BUMBURATE: Below the snow-capped Hindu Kush mountains people of Kalash Valley celebrated the four-day Chilam Joshi Festival (Festival to welcome spring).

The annual festival was held in three Kalash valleys of Bumburate, Birir and Rumbur where Kalasha girls and boys danced to the tune of traditional drum beats. A large number of tourists including foreigners from all over the world attended the festival. Foolproof security arrangements had been made at the festival, which went smoothly. The tour of Kalash was sponsored and managed by Travel and Tours Company and Transmedia PR agency.

The Chilam Joshi Festival started with ‘Milkday’ on which Kalash people offered libations of milk that had been saved for 10 days prior to the occasion.

The celebration highlighted their cultural richness, plethora of colours and the underlying message of peace. In the festival the Kalasha people seek the blessing of their God and pray for the safety of herds and crops of the community.

The women were dressed up in traditional clothes of vibrant colours and were adorned with dayglo floral pattern with the combination of beaded necklaces, gold and silver jewellery and elaborate headgear. Men wore traditional Shalwar Kameez with a woolen waistcoat. The Kalash women and men dance and sing in a circle on the rhythmical chant of drum beats. The tribe’s number has shrunk to only about 4,000 people whose economy is based on agriculture.

The festival brought smiles on the unmarried Kalasha boys and girls faces who during the festival get an opportunity to choose their life partners. They announce their life partners name on the last day of the festival.

According to locals Kalash people are descendants of the great warrior king Alexander the Great of Greece.

Talking to The Nation Qazi (religious leader) Hateullah said people of kalash have their own identity and way of life through centuries. “Some people come to invite them to embrace Islam but they don’t want to.”

“They believe if every Kalashi will convert into Islam their culture will disappear with the passage of time. In this festival they pray for their people and for the upcoming year to be prosperous.

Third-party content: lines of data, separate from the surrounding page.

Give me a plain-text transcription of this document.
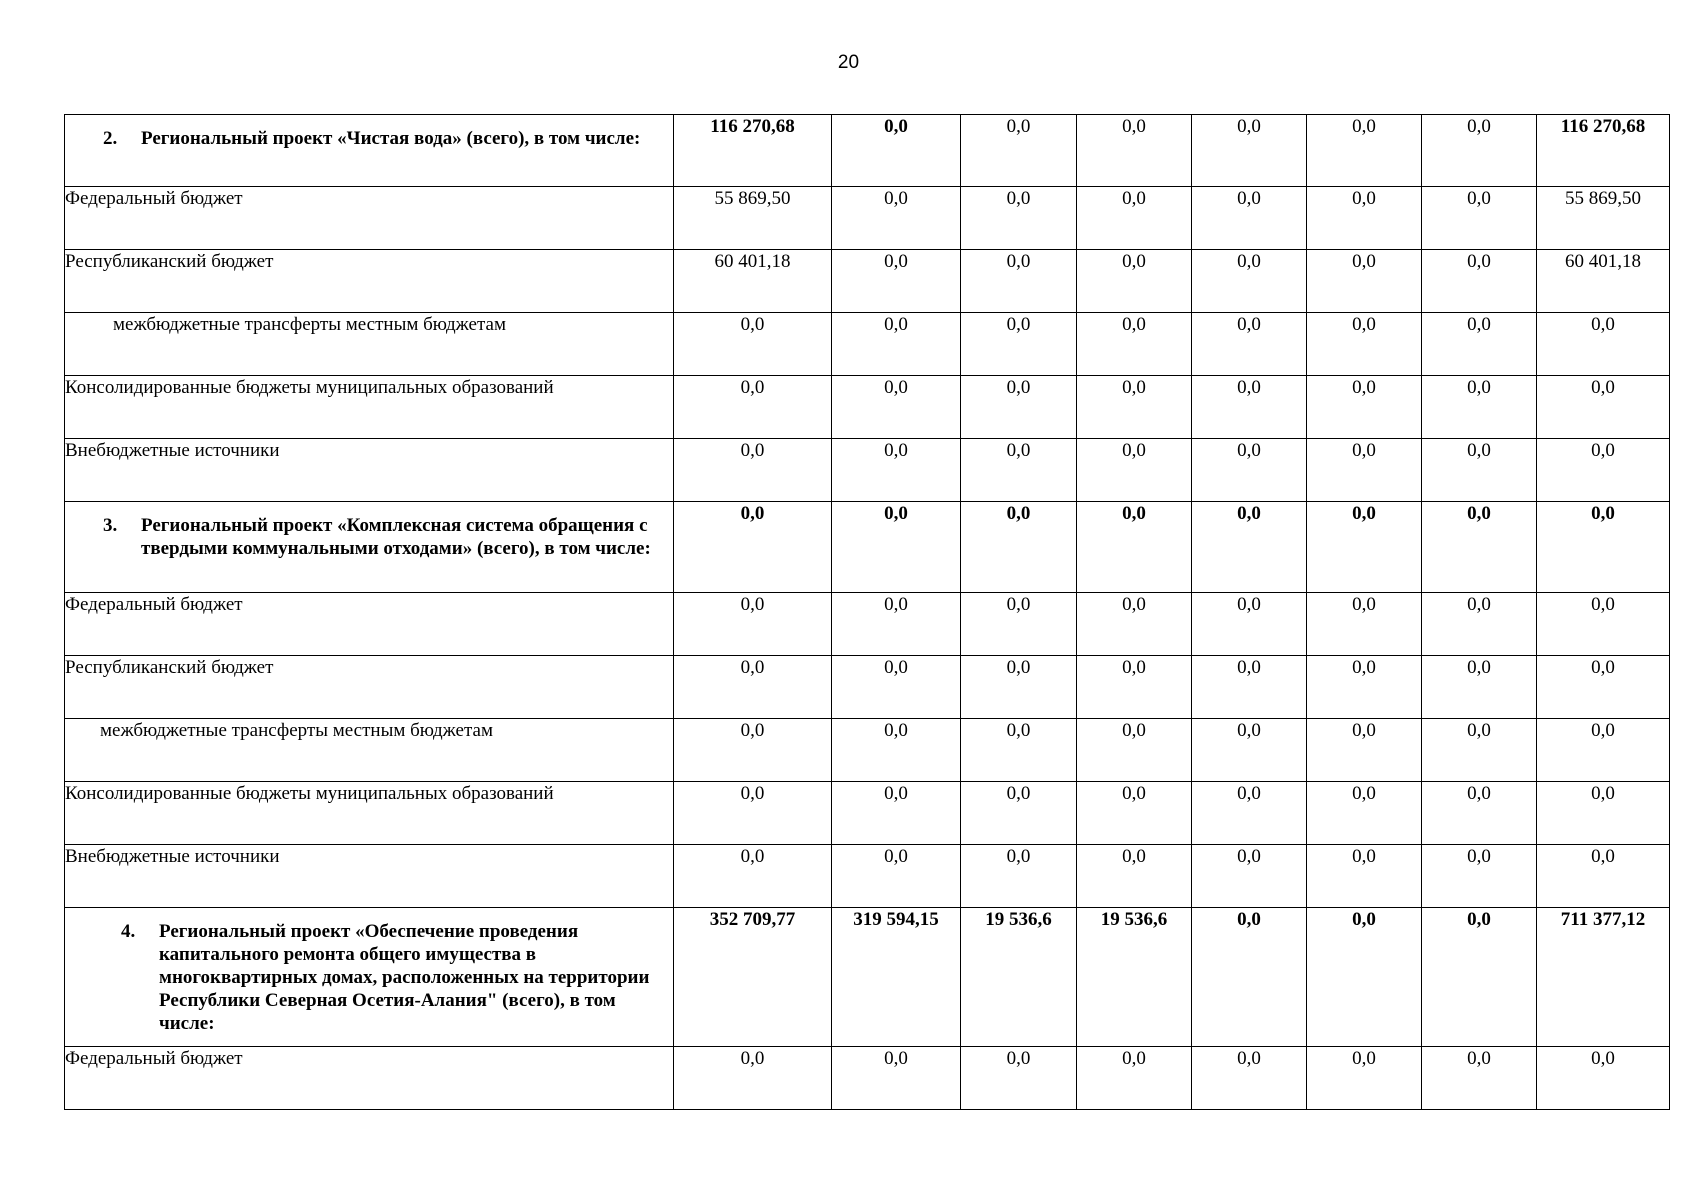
20
2. Региональный проект «Чистая вода» (всего), в том числе:	116 270,68	0,0	0,0	0,0	0,0	0,0	0,0	116 270,68
Федеральный бюджет	55 869,50	0,0	0,0	0,0	0,0	0,0	0,0	55 869,50
Республиканский бюджет	60 401,18	0,0	0,0	0,0	0,0	0,0	0,0	60 401,18
межбюджетные трансферты местным бюджетам	0,0	0,0	0,0	0,0	0,0	0,0	0,0	0,0
Консолидированные бюджеты муниципальных образований	0,0	0,0	0,0	0,0	0,0	0,0	0,0	0,0
Внебюджетные источники	0,0	0,0	0,0	0,0	0,0	0,0	0,0	0,0

3. Региональный проект «Комплексная система обращения с твердыми коммунальными отходами» (всего), в том числе:	0,0	0,0	0,0	0,0	0,0	0,0	0,0	0,0
Федеральный бюджет	0,0	0,0	0,0	0,0	0,0	0,0	0,0	0,0
Республиканский бюджет	0,0	0,0	0,0	0,0	0,0	0,0	0,0	0,0
межбюджетные трансферты местным бюджетам	0,0	0,0	0,0	0,0	0,0	0,0	0,0	0,0
Консолидированные бюджеты муниципальных образований	0,0	0,0	0,0	0,0	0,0	0,0	0,0	0,0
Внебюджетные источники	0,0	0,0	0,0	0,0	0,0	0,0	0,0	0,0

4. Региональный проект «Обеспечение проведения капитального ремонта общего имущества в многоквартирных домах, расположенных на территории Республики Северная Осетия-Алания" (всего), в том числе:	352 709,77	319 594,15	19 536,6	19 536,6	0,0	0,0	0,0	711 377,12
Федеральный бюджет	0,0	0,0	0,0	0,0	0,0	0,0	0,0	0,0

Their style of dancing is one way of showing happiness and acknowledgment towards the creator,” he said.

Javed Iqbal who traveled all the way from Faisalabad on his bike to attend the festival said it was a memorable experience. “After the festival I am going to Gilgit and Skardu to enjoy the summer.

“The major issue we are facing is the roads which are not properly maintained and quite bumpy. Every citizen in our country should explore the beauty of Pakistan,” Javed said.

Australian filmmaker Werner kropik told this scribe that it was second time he was visiting Kalash Valley. “First time I visited it was 18 years ago. I made a bicycle trip from Peshawar to China.

“This time I returned to see the festivity of Kalash Valley, which is famous worldwide. I noticed Pakistanis has started discovering their country like the Chinese do. Pakistani people have found their identity and roots in culture. I can see people coming here for pleasure and not just for the sake of photography,” Werner said.

Kalash resident Zainab Bibi was of the view this festival is like Eid celebration to them. “Interesting fact about this occasion is that both Kalashi men and women select their life partners and express their love in front of audience on this special day. In our religion, you can choose whoever you want to marry, the parents don't dictate you,” she said.

Another resident Zurab Gul said every year people from across the globe come to see the unique and indigenous culture of Kalash and convey a peaceful image of Pakistan to rest of the world.

“The schools and temples are established to keep this culture alive. It is the responsibility of every Kalashi to learn the language and pass it on to upcoming generation to preserve it,” she said.